South African police investigate death of 20 at nightclub

At least 20 young people died in a makeshift nightclub in a village in the South African city of East London, but the cause of death is still unclear.
Senior provincial government officials rushed to the scene, where at least six funeral vehicles lined a residential street waiting to collect the bodies, according to an AFP correspondent.

Drinking is legal in South African town pubs, commonly known as shebens or taverns, sometimes even located in family homes where safety rules are seldom enforced.

“The number has increased to 20, three have died in the hospital. But two others are in a very serious condition,” the head of the provincial security department of the government, Vezive Tikana-Gksotive, said on local television.
The visibly shocked head of the Eastern Cape, Oscar Mabuyane, spoke from off stage, a building surrounded by houses in an area called Landscape Park.
“It’s absolutely unbelievable, we can’t understand it, just to lose 20 young lives,” he said, denouncing “this miserable consumption, unlimited consumption of liquor.”

“You can’t just trade in the middle of society and think that young people aren’t going to experiment,” he said.

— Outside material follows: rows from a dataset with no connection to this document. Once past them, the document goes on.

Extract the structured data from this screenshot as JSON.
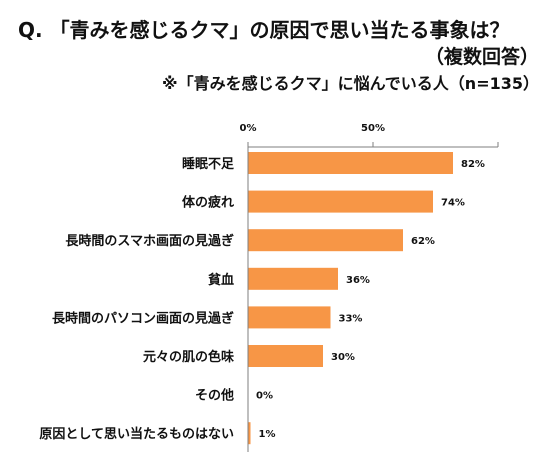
{
  "title": {
    "line1": "Q. 「青みを感じるクマ」の原因で思い当たる事象は？",
    "line2": "（複数回答）",
    "line3": "※「青みを感じるクマ」に悩んでいる人（n=135）"
  },
  "chart_data": {
    "type": "bar",
    "orientation": "horizontal",
    "categories": [
      "睡眠不足",
      "体の疲れ",
      "長時間のスマホ画面の見過ぎ",
      "貧血",
      "長時間のパソコン画面の見過ぎ",
      "元々の肌の色味",
      "その他",
      "原因として思い当たるものはない"
    ],
    "values": [
      82,
      74,
      62,
      36,
      33,
      30,
      0,
      1
    ],
    "value_labels": [
      "82%",
      "74%",
      "62%",
      "36%",
      "33%",
      "30%",
      "0%",
      "1%"
    ],
    "x_ticks": [
      {
        "value": 0,
        "label": "0%"
      },
      {
        "value": 50,
        "label": "50%"
      }
    ],
    "xlim": [
      0,
      100
    ],
    "grid": false,
    "colors": {
      "bar": "#f79646",
      "axis": "#7f7f7f",
      "text": "#111111"
    }
  }
}
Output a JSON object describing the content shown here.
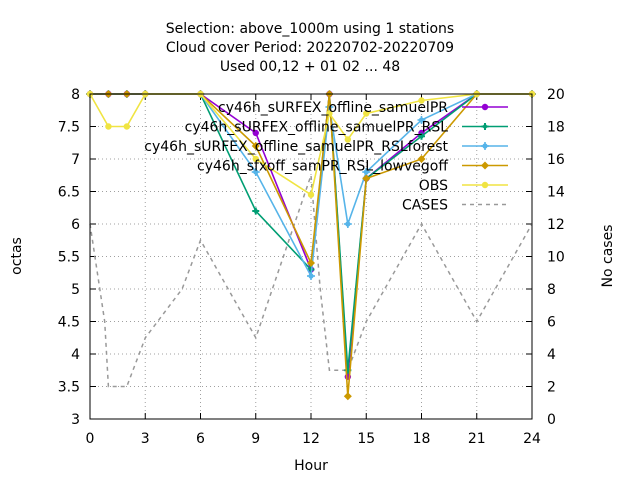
{
  "chart_data": {
    "type": "line",
    "title_lines": [
      "Selection: above_1000m using     1 stations",
      "Cloud cover   Period: 20220702-20220709",
      "Used  00,12 + 01 02 ... 48"
    ],
    "xlabel": "Hour",
    "ylabel": "octas",
    "y2label": "No cases",
    "xlim": [
      0,
      24
    ],
    "ylim": [
      3,
      8
    ],
    "y2lim": [
      0,
      20
    ],
    "xticks": [
      "0",
      "3",
      "6",
      "9",
      "12",
      "15",
      "18",
      "21",
      "24"
    ],
    "yticks": [
      "3",
      "3.5",
      "4",
      "4.5",
      "5",
      "5.5",
      "6",
      "6.5",
      "7",
      "7.5",
      "8"
    ],
    "y2ticks": [
      "0",
      "2",
      "4",
      "6",
      "8",
      "10",
      "12",
      "14",
      "16",
      "18",
      "20"
    ],
    "grid": true,
    "legend_position": "top-right",
    "series": [
      {
        "name": "cy46h_sURFEX_offline_samuelPR",
        "color": "#9400d3",
        "marker": "circle",
        "axis": "y",
        "points": [
          [
            0,
            8
          ],
          [
            1,
            8
          ],
          [
            2,
            8
          ],
          [
            3,
            8
          ],
          [
            6,
            8
          ],
          [
            9,
            7.4
          ],
          [
            12,
            5.3
          ],
          [
            13,
            8
          ],
          [
            14,
            3.65
          ],
          [
            15,
            6.7
          ],
          [
            18,
            7.4
          ],
          [
            21,
            8
          ],
          [
            24,
            8
          ]
        ]
      },
      {
        "name": "cy46h_sURFEX_offline_samuelPR_RSL",
        "color": "#009e73",
        "marker": "cross",
        "axis": "y",
        "points": [
          [
            0,
            8
          ],
          [
            1,
            8
          ],
          [
            2,
            8
          ],
          [
            3,
            8
          ],
          [
            6,
            8
          ],
          [
            9,
            6.2
          ],
          [
            12,
            5.3
          ],
          [
            13,
            8
          ],
          [
            14,
            3.75
          ],
          [
            15,
            6.7
          ],
          [
            18,
            7.35
          ],
          [
            21,
            8
          ],
          [
            24,
            8
          ]
        ]
      },
      {
        "name": "cy46h_sURFEX_offline_samuelPR_RSLforest",
        "color": "#56b4e9",
        "marker": "star",
        "axis": "y",
        "points": [
          [
            0,
            8
          ],
          [
            1,
            8
          ],
          [
            2,
            8
          ],
          [
            3,
            8
          ],
          [
            6,
            8
          ],
          [
            9,
            6.8
          ],
          [
            12,
            5.2
          ],
          [
            13,
            7.8
          ],
          [
            14,
            6.0
          ],
          [
            15,
            6.8
          ],
          [
            18,
            7.6
          ],
          [
            21,
            8
          ],
          [
            24,
            8
          ]
        ]
      },
      {
        "name": "cy46h_sfxoff_samPR_RSL_lowvegoff",
        "color": "#cc9900",
        "marker": "diamond",
        "axis": "y",
        "points": [
          [
            0,
            8
          ],
          [
            1,
            8
          ],
          [
            2,
            8
          ],
          [
            3,
            8
          ],
          [
            6,
            8
          ],
          [
            9,
            7.2
          ],
          [
            12,
            5.4
          ],
          [
            13,
            8
          ],
          [
            14,
            3.35
          ],
          [
            15,
            6.7
          ],
          [
            18,
            7.0
          ],
          [
            21,
            8
          ],
          [
            24,
            8
          ]
        ]
      },
      {
        "name": "OBS",
        "color": "#f0e442",
        "marker": "circle",
        "axis": "y",
        "points": [
          [
            0,
            8
          ],
          [
            1,
            7.5
          ],
          [
            2,
            7.5
          ],
          [
            3,
            8
          ],
          [
            6,
            8
          ],
          [
            9,
            7.0
          ],
          [
            12,
            6.45
          ],
          [
            13,
            7.7
          ],
          [
            14,
            7.3
          ],
          [
            15,
            7.7
          ],
          [
            18,
            7.9
          ],
          [
            21,
            8
          ],
          [
            24,
            8
          ]
        ]
      },
      {
        "name": "CASES",
        "color": "#999999",
        "marker": "none",
        "dashed": true,
        "axis": "y2",
        "points": [
          [
            0,
            12
          ],
          [
            0.8,
            6
          ],
          [
            1,
            2
          ],
          [
            2,
            2
          ],
          [
            3,
            5
          ],
          [
            5,
            8
          ],
          [
            6,
            11
          ],
          [
            9,
            5
          ],
          [
            12,
            15
          ],
          [
            12.5,
            8
          ],
          [
            13,
            3
          ],
          [
            14,
            3
          ],
          [
            15,
            6
          ],
          [
            18,
            12
          ],
          [
            21,
            6
          ],
          [
            24,
            12
          ]
        ]
      }
    ]
  }
}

“No obvious signs of injury”

Provincial police spokesman Brigadier General Thembinkoshi Kinana told AFP that the police were investigating the incident.
He said the victims at the Enyobeni tavern were between 18 and 20 years old.
A spokesman for the provincial community and security department, Unati Binkos, speaking from the scene, ruled out a stampede as the cause of death.

“It’s hard to believe this is a stampede as the dead don’t have any visible open wounds,” Mr. Bincos told AFP by phone.

The website of the local newspaper DispatchLive reported that “the bodies are scattered on tables, chairs and on the floor with no obvious signs of injury.”
Unconfirmed photos posted on social media also showed bodies with no visible signs of injury.
Local television showed police trying to calm a crowd of parents and onlookers who had gathered outside a club in the Indian Ocean city, nearly 1,000 kilometers south of Johannesburg.
“Parents have gathered here whose children have not slept at home, and they want to enter the tavern to find their loved ones,” Mr Binkos said.

He said that he understood the attendees were students “celebrating hands down, a party thrown after written (high school) exams.”